The first reason for this low data mobile usage often starts with pricey data, perceived as a barrier to Internet access in developing countries. Ongoing competition between carriers should solve this issue.

Another reason is user behavior: people who’ve owned a basic phone for years -and are moving to an inexpensive mobile data phone – are not fully aware of how to use a handset browser, or how to make the most of smartphone apps.

Put differently, operators have to deal with offering Value Added Services on new devices that are in-line with users’ habits of using services on basic phones, i.e. text-only and black & white. But with the intention of migrating them to mobile data.

So, how can we address these two requirements (getting more data users while educating them to data services)? Is there a way to kill two birds with one stone? Operators have widely adopted collaboration schemes with OTT giants. You won’t find a single carrier that has not launched a WhatsApp or FB special offer yet. At Gemalto, we brought our contribution  to that challenge by designing Facebook for SIM. On one hand, it provides a mobile interactive text version of Facebook that works on any handset – and on the other hand, it helps to increase the data usage of the Internet-enabled phones.

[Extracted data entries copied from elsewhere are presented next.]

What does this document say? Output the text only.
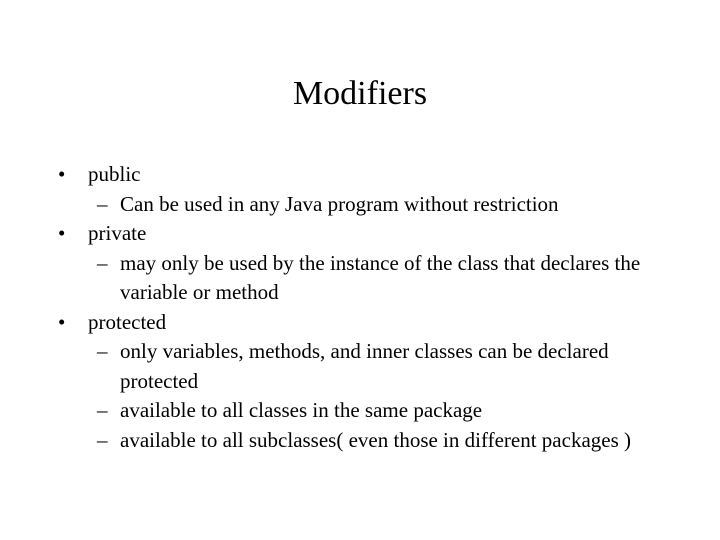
Modifiers
• public
– Can be used in any Java program without restriction
• private
– may only be used by the instance of the class that declares the variable or method
• protected
– only variables, methods, and inner classes can be declared protected
– available to all classes in the same package
– available to all subclasses( even those in different packages )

The results speak by themselves: out of 100 people successfully creating their Facebook account from this SMS-based app, 22% migrated to mobile data after only 30 days – thanks to a built-in mechanism helping users get more familiar with the handset’s browser. Surprisingly, this figure goes up to 100% for users with 20 friends or more in the Facebook community!

The Chinese philosopher Laozi used to say that a journey of a thousand miles begins with a single step. The transition to mobile data for everyone across developing countries is a long journey, but significant first steps are being made.